If this wasn't sophomoric and jarring enough, somehow Reacher has forgotten that all he has to do to get his FBI blackmail problem to go away is to call the head of the FBI and tell him about it. If this is really book four in the last couple of years in "Die Trying" Reacher has bailed out the FBI by rescuing a high level FBI agent and saving the FBI from a huge embarrassing scandal. We are somehow to believe that he doesn't remember this.
In "Die Trying", FBI agents are appropriately quite bright and only realistically misled from within. In this book we are to believe that even in a high end Serial Killer task force unit, they are inflexible and totally unable to even consider a new idea from a man they blackmailed into helping them. This is as ridiculous as the murder method is impossible.
You can see in this book the seeds of an excellent writer and if you let yourself go can be carried along for quite awhile (and I can forgive phony red herrings like the office in the Pentagon scene), but this is neither the quality of character or of plotting I have come to expect from Lee Child. This is a first novel kind of effort, not the polished output of a "Best Seller" quality writer.
If this is your first Reacher book skip this one completely and start with "Killing floor". If not, jump to book five and let this one gather dust on the shelves as Lee Child's worst and probably first effort.
Book Review: Whiffy detective (for want of a better term) in pursuit of preposterous killer Summary: 1 Stars
I strongly suggest that anyone who contemplates buying this book on the basis of the strong overall rating go immediately to the one-star ratings for a dose of reality--and nevermnd the fact that they contain spoilers.
Those slashing reviews point out many of the outrageous faults of this book. I shall therefore limit myself to just two areas.
Jack Reacher is a totally immature, highly disfunctional, neurotic thug who, for some wholly elusive reason, seems to be irresistibly attractive to most women.
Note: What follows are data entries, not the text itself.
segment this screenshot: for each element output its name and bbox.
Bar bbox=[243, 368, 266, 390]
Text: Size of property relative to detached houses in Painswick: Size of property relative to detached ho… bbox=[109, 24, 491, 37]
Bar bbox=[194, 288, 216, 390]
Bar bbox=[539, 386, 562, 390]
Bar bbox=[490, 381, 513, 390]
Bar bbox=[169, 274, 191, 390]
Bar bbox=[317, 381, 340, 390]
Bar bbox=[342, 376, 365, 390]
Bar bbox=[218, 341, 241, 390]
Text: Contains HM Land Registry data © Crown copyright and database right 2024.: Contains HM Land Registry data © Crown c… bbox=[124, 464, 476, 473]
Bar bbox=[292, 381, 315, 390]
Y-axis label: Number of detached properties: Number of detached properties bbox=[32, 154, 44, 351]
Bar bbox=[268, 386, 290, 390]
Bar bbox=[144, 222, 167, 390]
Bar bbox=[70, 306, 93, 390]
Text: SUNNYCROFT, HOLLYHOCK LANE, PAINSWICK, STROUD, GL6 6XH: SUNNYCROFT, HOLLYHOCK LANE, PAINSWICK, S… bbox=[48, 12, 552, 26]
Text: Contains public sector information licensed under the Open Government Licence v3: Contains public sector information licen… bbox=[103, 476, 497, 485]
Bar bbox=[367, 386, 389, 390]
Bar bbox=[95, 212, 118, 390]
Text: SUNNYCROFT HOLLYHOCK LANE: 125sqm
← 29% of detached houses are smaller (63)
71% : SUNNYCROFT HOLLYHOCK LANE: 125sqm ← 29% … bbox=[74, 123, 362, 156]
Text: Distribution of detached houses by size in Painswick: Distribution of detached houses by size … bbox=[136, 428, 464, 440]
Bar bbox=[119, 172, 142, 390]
The fact that he owns just one set of clothes which he NEVER changes over the whole course of the book and for heaven knows how long before the book starts and after it closes strikes me as making that attractiveness more than slightly improbable--but, hey, maybe some women like a man whom they can smell before they can see.
The killer's identity is painfully obvious about half-way through the book, not from any logical analysis--for their is no logic here--but from the endlessly unnecessary prominence given to the character, that character's relationships and that character's motives. If that is not bad enough, the killer's overall plan is an ancient wheeze that was executed with infinitely more skill by Agatha Christie in "The ABC Murders." Finally, worst, is the actual method of killing, for which I have just one word: ridiculous!
There is only one way in which to enjoy this sort of book: turn off all your higher brain functions and simply enjoy the rush. If you are of a disposition to do that, then this is a three-star book, otherwise it fully deserves its one-star (or lower) status.